Affaire d’État : ELF-Gabon : le mystère continue. Deuxième perquisition en moins d’une semaine dans les locaux de la brigade financière à Paris. La police des polices a eu beau fouillé tous les étages du bâtiment pendant près de dix heures, elle n’a toujours pas trouvé les documents sous scellé concernant le PDG d’ELF-Gabon.

Victoire travailliste : une nouvelle ère s’annonce en Grande-Bretagne : Tony Blair met fin à dix-huit ans de pouvoir conservateur.
Le New Labour, le Parti travailliste de gauche, remporte une victoire éclatante aux législatives en obtenant une majorité plus qu’absolue au Parlement.

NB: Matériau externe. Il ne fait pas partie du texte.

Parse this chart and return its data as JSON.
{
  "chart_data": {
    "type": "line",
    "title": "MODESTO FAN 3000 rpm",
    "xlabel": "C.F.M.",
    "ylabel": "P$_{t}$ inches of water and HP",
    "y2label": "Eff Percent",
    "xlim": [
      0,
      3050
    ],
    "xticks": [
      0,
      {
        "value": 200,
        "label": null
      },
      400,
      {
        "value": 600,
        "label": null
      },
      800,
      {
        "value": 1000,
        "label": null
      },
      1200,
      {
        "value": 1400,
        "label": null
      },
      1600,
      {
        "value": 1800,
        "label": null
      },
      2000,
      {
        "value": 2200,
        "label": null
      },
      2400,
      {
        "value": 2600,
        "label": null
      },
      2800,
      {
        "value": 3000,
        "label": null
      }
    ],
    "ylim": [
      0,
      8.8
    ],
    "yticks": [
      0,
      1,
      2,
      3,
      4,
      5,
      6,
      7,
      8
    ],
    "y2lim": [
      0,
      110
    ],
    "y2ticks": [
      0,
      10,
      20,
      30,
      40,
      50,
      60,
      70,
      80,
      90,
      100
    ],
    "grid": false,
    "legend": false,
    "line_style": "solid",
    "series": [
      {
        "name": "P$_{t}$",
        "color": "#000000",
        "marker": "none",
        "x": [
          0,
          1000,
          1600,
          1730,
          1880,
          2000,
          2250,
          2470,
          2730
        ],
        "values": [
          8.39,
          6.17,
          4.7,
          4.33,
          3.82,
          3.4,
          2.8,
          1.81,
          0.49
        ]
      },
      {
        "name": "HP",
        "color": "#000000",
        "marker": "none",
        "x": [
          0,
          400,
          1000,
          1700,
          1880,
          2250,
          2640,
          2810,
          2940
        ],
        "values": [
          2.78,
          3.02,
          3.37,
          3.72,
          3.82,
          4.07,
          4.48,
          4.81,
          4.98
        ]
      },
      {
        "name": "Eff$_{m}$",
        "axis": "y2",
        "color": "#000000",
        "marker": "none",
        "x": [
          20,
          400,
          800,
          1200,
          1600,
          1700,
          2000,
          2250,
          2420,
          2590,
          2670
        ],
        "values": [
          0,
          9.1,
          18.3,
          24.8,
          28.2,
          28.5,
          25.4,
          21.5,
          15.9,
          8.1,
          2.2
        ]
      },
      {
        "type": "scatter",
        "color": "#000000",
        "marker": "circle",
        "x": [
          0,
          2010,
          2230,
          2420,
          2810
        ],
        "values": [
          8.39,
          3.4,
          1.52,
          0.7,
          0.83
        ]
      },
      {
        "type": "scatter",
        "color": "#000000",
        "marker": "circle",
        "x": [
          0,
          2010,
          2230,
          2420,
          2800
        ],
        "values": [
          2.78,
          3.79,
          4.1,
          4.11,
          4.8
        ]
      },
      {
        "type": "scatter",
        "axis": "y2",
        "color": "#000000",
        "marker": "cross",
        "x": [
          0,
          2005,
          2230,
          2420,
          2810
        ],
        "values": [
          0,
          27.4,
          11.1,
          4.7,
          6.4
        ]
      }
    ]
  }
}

Mme Sinclair : Alors, Jack Lang, Tony Blair, récupéré par tout le monde, droite et gauche. Quand vous entendez la droite dire : « Tony Blair est plus libéral que socialiste », quand vous lisez Alain Madelin, hier, dans « Libération », dire : « Importer en France le quart du projet de Tony Blair pour l’Angleterre suffirait à vous classer parmi les plus ultras des libéraux », cela vous énerve ?

Jack Lang : Non, pas du tout, cela prête à rire. C’est assez comique, parfois un peu puéril, parce que, en l’occurrence, ce sont les amis de Monsieur Madelin, des différents responsables de la droite française qui sont battus, mais battus comme on l’est rarement en Angleterre, en Grande-Bretagne, par Tony Blair.

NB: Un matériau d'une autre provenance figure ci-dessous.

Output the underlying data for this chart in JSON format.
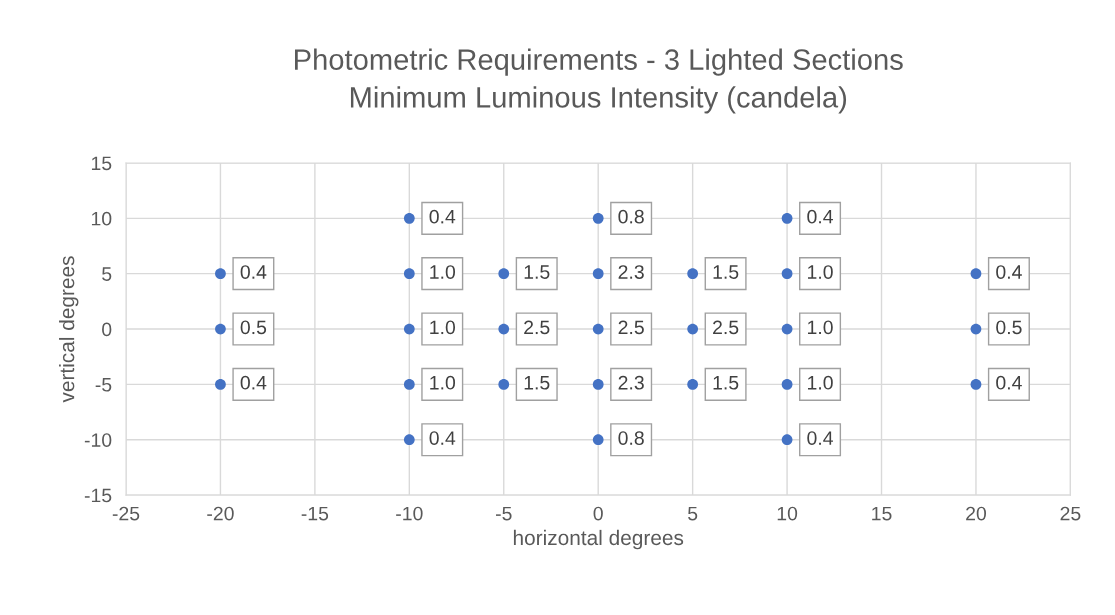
{
  "chart_data": {
    "type": "scatter",
    "title": "Photometric Requirements - 3 Lighted Sections\nMinimum Luminous Intensity (candela)",
    "xlabel": "horizontal degrees",
    "ylabel": "vertical degrees",
    "x": [
      -20,
      -20,
      -20,
      -10,
      -10,
      -10,
      -10,
      -10,
      -5,
      -5,
      -5,
      0,
      0,
      0,
      0,
      0,
      5,
      5,
      5,
      10,
      10,
      10,
      10,
      10,
      20,
      20,
      20
    ],
    "values": [
      5,
      0,
      -5,
      10,
      5,
      0,
      -5,
      -10,
      5,
      0,
      -5,
      10,
      5,
      0,
      -5,
      -10,
      5,
      0,
      -5,
      10,
      5,
      0,
      -5,
      -10,
      5,
      0,
      -5
    ],
    "annotations": [
      {
        "text": "0.4",
        "x": -20,
        "y": 5
      },
      {
        "text": "0.5",
        "x": -20,
        "y": 0
      },
      {
        "text": "0.4",
        "x": -20,
        "y": -5
      },
      {
        "text": "0.4",
        "x": -10,
        "y": 10
      },
      {
        "text": "1.0",
        "x": -10,
        "y": 5
      },
      {
        "text": "1.0",
        "x": -10,
        "y": 0
      },
      {
        "text": "1.0",
        "x": -10,
        "y": -5
      },
      {
        "text": "0.4",
        "x": -10,
        "y": -10
      },
      {
        "text": "1.5",
        "x": -5,
        "y": 5
      },
      {
        "text": "2.5",
        "x": -5,
        "y": 0
      },
      {
        "text": "1.5",
        "x": -5,
        "y": -5
      },
      {
        "text": "0.8",
        "x": 0,
        "y": 10
      },
      {
        "text": "2.3",
        "x": 0,
        "y": 5
      },
      {
        "text": "2.5",
        "x": 0,
        "y": 0
      },
      {
        "text": "2.3",
        "x": 0,
        "y": -5
      },
      {
        "text": "0.8",
        "x": 0,
        "y": -10
      },
      {
        "text": "1.5",
        "x": 5,
        "y": 5
      },
      {
        "text": "2.5",
        "x": 5,
        "y": 0
      },
      {
        "text": "1.5",
        "x": 5,
        "y": -5
      },
      {
        "text": "0.4",
        "x": 10,
        "y": 10
      },
      {
        "text": "1.0",
        "x": 10,
        "y": 5
      },
      {
        "text": "1.0",
        "x": 10,
        "y": 0
      },
      {
        "text": "1.0",
        "x": 10,
        "y": -5
      },
      {
        "text": "0.4",
        "x": 10,
        "y": -10
      },
      {
        "text": "0.4",
        "x": 20,
        "y": 5
      },
      {
        "text": "0.5",
        "x": 20,
        "y": 0
      },
      {
        "text": "0.4",
        "x": 20,
        "y": -5
      }
    ],
    "color": "#4472c4",
    "marker": "circle",
    "xlim": [
      -25,
      25
    ],
    "xticks": [
      -25,
      -20,
      -15,
      -10,
      -5,
      0,
      5,
      10,
      15,
      20,
      25
    ],
    "ylim": [
      -15,
      15
    ],
    "yticks": [
      -15,
      -10,
      -5,
      0,
      5,
      10,
      15
    ],
    "grid": true
  }
}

J’ajouterai qu’il n’est pas très gentil de la part des dirigeants français de la droite de laisser tomber comme cela John Major au moment où il coule dans la Manche ou dans la Tamise. Dans l’adversité, il faut soutenir ses amis. Il ne faut pas les abandonner.

Surtout, c’est un petit peu idiot et ridicule parce que nous avons une situation dans laquelle la gauche britannique, qui, naturellement, n’est pas la gauche française, nous sommes deux nations différentes, mais amies, la gauche britannique triomphe du thatchérisme que certains voudraient infliger comme remède de cheval à la France.

Mme Sinclair : Vous caricaturez un peu, parce que tout le monde, ici, en France, a dit : « 0n ne veut pas de l’ultra-libéralisme » et, à l’inverse, Tony Blair n’a pas exactement, en effet, le même programme que le Parti socialiste. On ne peut pas dire cela ?

Jack Lang : Longtemps Madame Thatcher a été présentée ici par les conservateurs comme le modèle du modèle.

Mais disons que ce débat, qui parfois tourne un petit peu au ridicule, a au moins un mérite, c’est qu’il permet, je pense, aux Français de regarder ce qu’est la Grande-Bretagne d’aujourd’hui et ce qui les attend dans le cas où l’on voudrait appliquer en France des solutions ultralibérales.

On nous dit, dans le programme conservateur français, « moins d’État », alors transportons-nous en Grande-Bretagne : moins d’État, ce sont des services publics massacrés en Grande-Bretagne, des transports publics à l’abandon, un système de santé qui était l’un des meilleurs d’Europe, qui, aujourd’hui, est en loque - il faut dix-huit mois avant de pouvoir se faire opérer –. Et les écoles, les écoles pour les enfants, aujourd’hui l’école publique est délabrée et si l’on veut un enseignement correct – Monsieur Tony Blair l’a rappelé – il faut avoir de l’argent et pouvoir mettre son enfant dans une école privée.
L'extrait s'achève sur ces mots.